/tmp Partition on Memory Filesystem

I have the /tmp partition of my OpenBSD system on a memory disk. Why? All of /tmp is cleared on a reboot anyway so I don’t store valuable data there. Besides that, it speeds up access (more on that later) and I have 12G of RAM to waste. So why not waste it on a memory filesystem.

Settings Things Up

Although OpenBSD has support for tmpfs it is disabled by default since it’s not properly maintained anymore. The other available memory filesystem is mfs - the memory filesystem (MFS) - that creates a RAM disk backed by your local swap partition.

I assume you have a swap partition, have you?

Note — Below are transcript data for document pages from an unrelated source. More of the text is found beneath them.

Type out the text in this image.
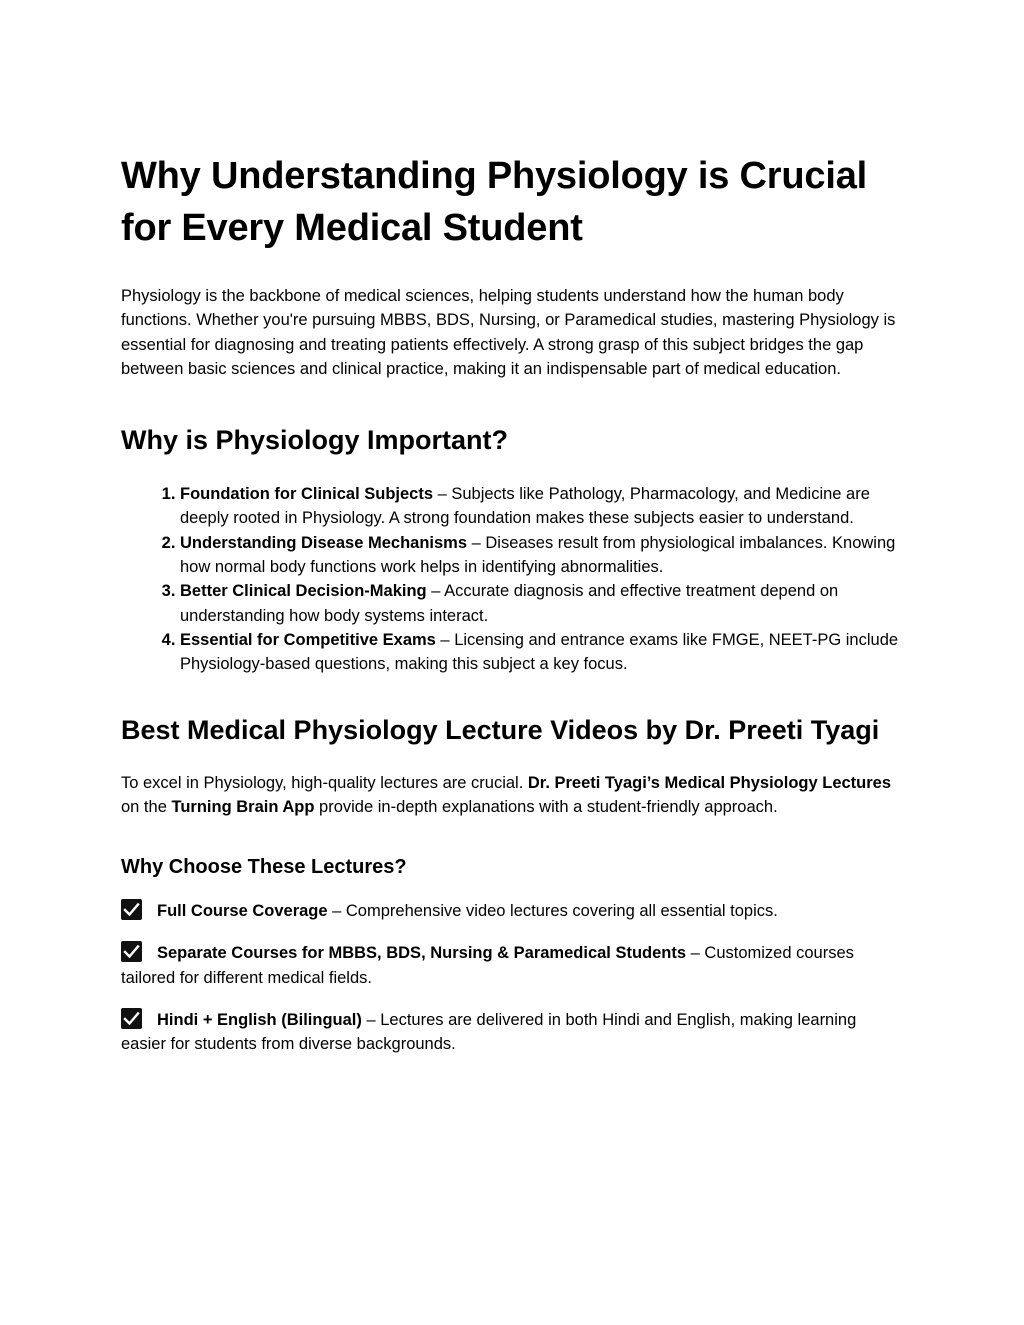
Why Understanding Physiology is Crucial for Every Medical Student

Physiology is the backbone of medical sciences, helping students understand how the human body functions. Whether you're pursuing MBBS, BDS, Nursing, or Paramedical studies, mastering Physiology is essential for diagnosing and treating patients effectively. A strong grasp of this subject bridges the gap between basic sciences and clinical practice, making it an indispensable part of medical education.

Why is Physiology Important?
1. Foundation for Clinical Subjects – Subjects like Pathology, Pharmacology, and Medicine are deeply rooted in Physiology. A strong foundation makes these subjects easier to understand.
2. Understanding Disease Mechanisms – Diseases result from physiological imbalances. Knowing how normal body functions work helps in identifying abnormalities.
3. Better Clinical Decision-Making – Accurate diagnosis and effective treatment depend on understanding how body systems interact.
4. Essential for Competitive Exams – Licensing and entrance exams like FMGE, NEET-PG include Physiology-based questions, making this subject a key focus.
Best Medical Physiology Lecture Videos by Dr. Preeti Tyagi

To excel in Physiology, high-quality lectures are crucial. Dr. Preeti Tyagi’s Medical Physiology Lectures on the Turning Brain App provide in-depth explanations with a student-friendly approach.

Why Choose These Lectures?

Full Course Coverage – Comprehensive video lectures covering all essential topics.

Separate Courses for MBBS, BDS, Nursing & Paramedical Students – Customized courses tailored for different medical fields.

Hindi + English (Bilingual) – Lectures are delivered in both Hindi and English, making learning easier for students from diverse backgrounds.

If not, consider reinstalling and make sure that you have one. Find out your partition by using swapctl:

$ swapctl
Device      1M-blocks     Used    Avail Capacity  Priority
/dev/sd1b        2048        0     2048     0%    0

Creating a MFS is as easy as mounting a regular FFS partition. Just specify any flags you want and provide the name of your swap partition. Here is an example mount where I mount a 2G MFS:

# mount_mfs -o nodev,nosuid,async -s 2048m /dev/sd1b /mnt/
# mount | grep mnt
mfs:80942 on /mnt type mfs (asynchronous, local, nodev, nosuid, size=2048 1M-blocks)

Persist the MFS after the next Boot

Simply add an entry similar to the following to your /etc/fstab and make sure that the existing entry for /tmp is commented out. The maximum size is 2G and I use the usual mount flags. I also use async since the content will be lost upon reboot anyway.

#  cat /etc/fstab | grep tmp
swap    /tmp mfs rw,nodev,nosuid,async,-s=2048m 0 0

Set correct Permissions

Since MFS inherits the permissions from the root directory make sure that the permissions of the /tmp are 1777 (sticky bit). You can safely achieve this by rebooting into single user mode (reboot and type bsd -s at the loader prompt), fix the permissions and switch to multi-user mode.

Moving Firefox Cache to /tmp

One of my use cases to having /tmp on a MFS is to prevent that the Firefox disc cache ends up in $HOME/.cache. To set the non-standard location, start Firefox and navigate to about:config. Create a new string-based entry called browser.cache.disk.parent_directory and set the value to /tmp. Restart Firefox and you should see a new directory appearing. You can also check by navigating to about:cache.

Caution if you use multiple instances of Firefox running under different users. If you set the config value simply to /tmp the first running instance will create the cache directory and tighten the permissions so others cannot use it anymore. In this case, just set different path for each instance.